Kabul görme ihtiyacı ile birlikte birey diğer insanların düşünce ve değerlerine göre hareket eder. Başkalarının ilgisini çekmek ve onay alabilmek amacıyla sosyal kabul, para, statü gibi konulara fazlaca önem verir. Kimse ile zıtlaşmak istemez ve kendi değerini başkalarının tepkileri üzerinden değerlendirir.

Aşırı Uyarılma ve Bastırılmışlık Şemaları

5-Aşırı Uyarılma ve Bastırılmışlık Şemaları

Katı kurallar ve disiplin bu şema alanının temelini oluşturur. Ebeveynlerin mükemmeliyetçi ve başarı odaklı beklentilerini karşılamaya çalışan çocuk kendi ihtiyaçlarını ortaya koyamaz ve tüm ihtiyaçlarını bastırır. 

  • Karamsarlık Şeması:

Kötümser, her şeyden şikayetçi ve vesveseli ebeveynlerle yetişen çocuklar ebeveynlerinden hayattaki olumsuz yönlere odaklanmayı öğrenir. İyi giden durumların bile bir gün bozulacağı ve hata yapacakları endişesi ile yaşarlar. Bu kişinin, olumlu ve faydalı olan düşüncelerle bakış açısı değiştirilebilir.

  • Duyguları Bastırma:

Duyguları bastırarak kontrol altına almaya çalışma ve hata yapmaktan sakınmak ile ilgilidir. Duyguları göstermek zayıflık olarak algılanır ve insanları uzaklaştırabilme ihtimalinden korkulur. 

  • Yüksek Standartlar Şeması:

Ebeveynlerinden koşullu sevgi gören bireylerde takdir kazanmak ve eleştirilerden kaçınmak için oluşabilmektedir. Detaylara takılma, süreç yerine sonuca odaklanma görülür. Sonucunda katı kurallarla bu standartlar karşılanmaya çalışılır ve kişi bu baskı altında ezilebilir. Yahut kişi sorumluluktan kaçıp devamlı erteleyerek bu durumla başa çıkmaya çalışır. Öfke ve hayal kırıklığı ile karşılaşılması olasıdır.

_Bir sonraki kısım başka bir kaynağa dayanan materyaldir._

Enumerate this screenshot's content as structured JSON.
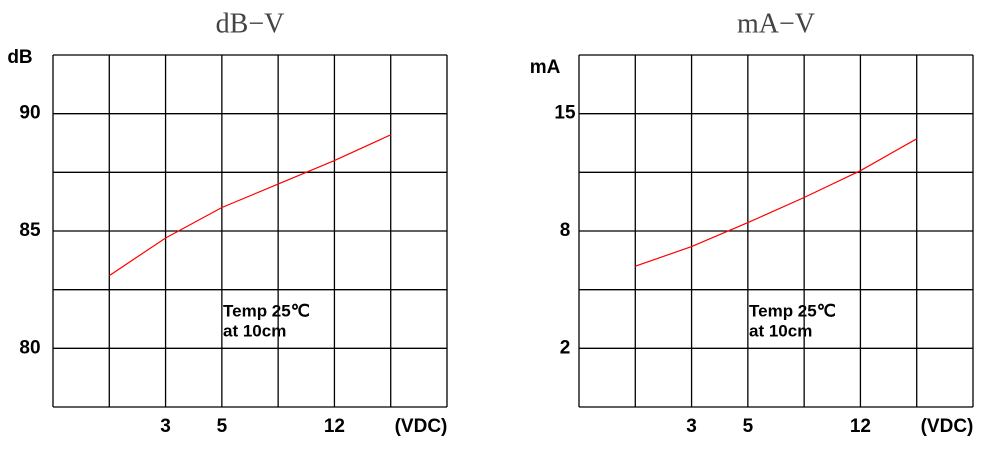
{
  "chart_data": [
    {
      "type": "line",
      "title": "dB−V",
      "y_label": "dB",
      "x_label": "(VDC)",
      "categories": [
        null,
        null,
        "3",
        "5",
        null,
        "12",
        null,
        null
      ],
      "values": [
        null,
        83.1,
        84.7,
        86.0,
        87.0,
        88.0,
        89.1,
        null
      ],
      "color": "#ff0000",
      "ylim": [
        77.5,
        92.5
      ],
      "yticks": [
        80,
        85,
        90
      ],
      "annotation": [
        "Temp 25℃",
        "at 10cm"
      ],
      "grid": true
    },
    {
      "type": "line",
      "title": "mA−V",
      "y_label": "mA",
      "x_label": "(VDC)",
      "categories": [
        null,
        null,
        "3",
        "5",
        null,
        "12",
        null,
        null
      ],
      "values": [
        null,
        6.2,
        7.2,
        8.5,
        10.0,
        11.6,
        13.5,
        null
      ],
      "color": "#ff0000",
      "ylim": [
        -1,
        18.5
      ],
      "yticks": [
        2,
        8,
        15
      ],
      "annotation": [
        "Temp 25℃",
        "at 10cm"
      ],
      "grid": true
    }
  ]
}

  • Cezalandırıcılık Şeması:

Bu şemaya sahip bireyler hata yapan kişinin cezalandırılması gerektiğini ve hatalarının bedelinin ödemesi gerektiğini düşünür. Hem kendine hem de çevresine karşı tahammül, hoşgörü ve affedicilik göstermekte zorlanır. Mağdur olan ve cezalandırılan bireyin bir süre sonra cezalandıran konumuna geçtiğini görmek de mümkündür.

Ebru Altun
Psikolog

Kaynakça

Ak, M., Kırpınar, İ., Atmaca, M., Yüce, A.E., Güler, Ö., Kesici, Ş. ve Kumsar, N.Ş. (2021). Klinik Uygulamada Bilişsel Davranışçı Terapi-1. Ankara: Nobel Akademik Yayıncılık.

 Young, J.E. ve Klosko, J.S. (2013). Hayatı yeniden keşfedin (Çev. S. Kohen ve D. Güler). İstanbul: Psikonet Yayınları.

-Young J.E., Klosko J.S. ve Weishaar M.E. (2021). Şema Terapi. (Çev. T.V. Soylu). İstanbul: Litera Yayıncılık.